The KNOB attack is possible due to flaws in the Bluetooth specification. As such, any standard-compliant Bluetooth device can be expected to be vulnerable. We conducted KNOB attacks on more than 17 unique Bluetooth chips (by attacking 24 different devices). At the time of writing, we were able to test chips from Broadcom, Qualcomm, Apple, Intel, and Chicony manufacturers. All devices that we tested were vulnerable to the KNOB attack.

After we disclosed our attack to industry in late 2018, some vendors might have implemented workarounds for the vulnerability on their devices. So the short answer is: if your device was not updated after late 2018, it is likely vulnerable. Devices updated afterwards might be fixed.

hannob:

What is even more bananas than the mere existence of this attack is the statement of the bluetooth standardization group.

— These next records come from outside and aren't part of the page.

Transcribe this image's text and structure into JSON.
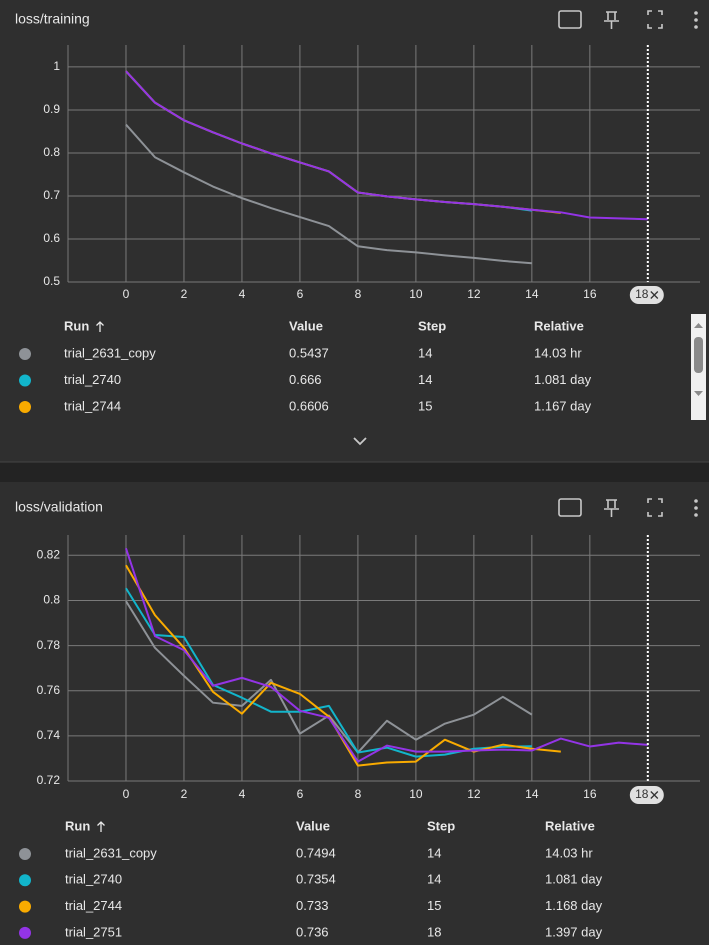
{
  "chart_data": [
    {
      "type": "line",
      "title": "loss/training",
      "x": [
        0,
        1,
        2,
        3,
        4,
        5,
        6,
        7,
        8,
        9,
        10,
        11,
        12,
        13,
        14,
        15,
        16,
        17,
        18
      ],
      "series": [
        {
          "name": "trial_2631_copy",
          "color": "#8e9297",
          "values": [
            0.866,
            0.79,
            0.755,
            0.722,
            0.695,
            0.672,
            0.651,
            0.63,
            0.583,
            0.574,
            0.569,
            0.562,
            0.556,
            0.549,
            0.5437,
            null,
            null,
            null,
            null
          ]
        },
        {
          "name": "trial_2740",
          "color": "#12b5cb",
          "values": [
            0.99,
            0.917,
            0.876,
            0.848,
            0.822,
            0.799,
            0.778,
            0.757,
            0.708,
            0.699,
            0.692,
            0.686,
            0.681,
            0.675,
            0.666,
            null,
            null,
            null,
            null
          ]
        },
        {
          "name": "trial_2744",
          "color": "#f9ab00",
          "values": [
            0.99,
            0.917,
            0.876,
            0.848,
            0.822,
            0.799,
            0.778,
            0.757,
            0.708,
            0.699,
            0.692,
            0.686,
            0.681,
            0.675,
            0.668,
            0.6606,
            null,
            null,
            null
          ]
        },
        {
          "name": "trial_2751",
          "color": "#9334e6",
          "values": [
            0.99,
            0.917,
            0.876,
            0.848,
            0.822,
            0.799,
            0.778,
            0.757,
            0.708,
            0.699,
            0.692,
            0.686,
            0.681,
            0.675,
            0.668,
            0.662,
            0.65,
            0.648,
            0.646
          ]
        }
      ],
      "xlim": [
        -2,
        19.8
      ],
      "xticks": [
        0,
        2,
        4,
        6,
        8,
        10,
        12,
        14,
        16
      ],
      "ylim": [
        0.5,
        1.051
      ],
      "yticks": [
        0.5,
        0.6,
        0.7,
        0.8,
        0.9,
        1
      ],
      "grid": true,
      "marker_step": 18
    },
    {
      "type": "line",
      "title": "loss/validation",
      "x": [
        0,
        1,
        2,
        3,
        4,
        5,
        6,
        7,
        8,
        9,
        10,
        11,
        12,
        13,
        14,
        15,
        16,
        17,
        18
      ],
      "series": [
        {
          "name": "trial_2631_copy",
          "color": "#8e9297",
          "values": [
            0.7997,
            0.779,
            0.7666,
            0.7547,
            0.7533,
            0.7648,
            0.741,
            0.749,
            0.7326,
            0.7467,
            0.7383,
            0.7454,
            0.7494,
            0.7573,
            0.7494,
            null,
            null,
            null,
            null
          ]
        },
        {
          "name": "trial_2740",
          "color": "#12b5cb",
          "values": [
            0.8054,
            0.7847,
            0.7838,
            0.7626,
            0.7569,
            0.7507,
            0.7507,
            0.7533,
            0.7326,
            0.7348,
            0.7308,
            0.7317,
            0.7343,
            0.7352,
            0.7354,
            null,
            null,
            null,
            null
          ]
        },
        {
          "name": "trial_2744",
          "color": "#f9ab00",
          "values": [
            0.8156,
            0.7935,
            0.779,
            0.7595,
            0.7498,
            0.7635,
            0.7586,
            0.7485,
            0.7268,
            0.7282,
            0.7286,
            0.7383,
            0.733,
            0.7361,
            0.7343,
            0.733,
            null,
            null,
            null
          ]
        },
        {
          "name": "trial_2751",
          "color": "#9334e6",
          "values": [
            0.8231,
            0.7842,
            0.778,
            0.7622,
            0.7657,
            0.7617,
            0.7511,
            0.748,
            0.7286,
            0.7357,
            0.733,
            0.733,
            0.7335,
            0.7339,
            0.7335,
            0.7388,
            0.7353,
            0.737,
            0.736
          ]
        }
      ],
      "xlim": [
        -2,
        19.8
      ],
      "xticks": [
        0,
        2,
        4,
        6,
        8,
        10,
        12,
        14,
        16
      ],
      "ylim": [
        0.72,
        0.829
      ],
      "yticks": [
        0.72,
        0.74,
        0.76,
        0.78,
        0.8,
        0.82
      ],
      "grid": true,
      "marker_step": 18
    }
  ],
  "tables": [
    {
      "columns": [
        "Run",
        "Value",
        "Step",
        "Relative"
      ],
      "rows": [
        [
          "trial_2631_copy",
          "0.5437",
          "14",
          "14.03 hr"
        ],
        [
          "trial_2740",
          "0.666",
          "14",
          "1.081 day"
        ],
        [
          "trial_2744",
          "0.6606",
          "15",
          "1.167 day"
        ]
      ]
    },
    {
      "columns": [
        "Run",
        "Value",
        "Step",
        "Relative"
      ],
      "rows": [
        [
          "trial_2631_copy",
          "0.7494",
          "14",
          "14.03 hr"
        ],
        [
          "trial_2740",
          "0.7354",
          "14",
          "1.081 day"
        ],
        [
          "trial_2744",
          "0.733",
          "15",
          "1.168 day"
        ],
        [
          "trial_2751",
          "0.736",
          "18",
          "1.397 day"
        ]
      ]
    }
  ]
}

Here’s their plan to fix this:

To remedy the vulnerability, the Bluetooth SIG has updated the Bluetooth Core Specification to recommend a minimum encryption key length of 7 octets for BR/EDR connections

7 octets, aka… 56 bit. So it looks like this vulnerability is here to stay. They just raise the bar from “trivially breakable” to “you need a bit of cloudcomputing effort to break a connection”.

Bluetooth SIG:

For an attack to be successful, an attacking device would need to be within wireless range of two vulnerable Bluetooth devices that were establishing a BR/EDR connection.  If one of the devices did not have the vulnerability, then the attack would not be successful.  The attacking device would need to intercept, manipulate, and retransmit key length negotiation messages between the two devices while also blocking transmissions from both, all within a narrow time window.

So it sounds like the good news is that this could potentially be fixed at the OS level, i.e. updating half of each pair. You wouldn’t have to replace all your Bluetooth devices.

Update (2019-08-29): Josh Centers:

Apple has already mitigated this vulnerability in macOS 10.14.6 Mojave, Security Update 2019-004 for Sierra and High Sierra, iOS 12.4, watchOS 5.3, and tvOS 12.4.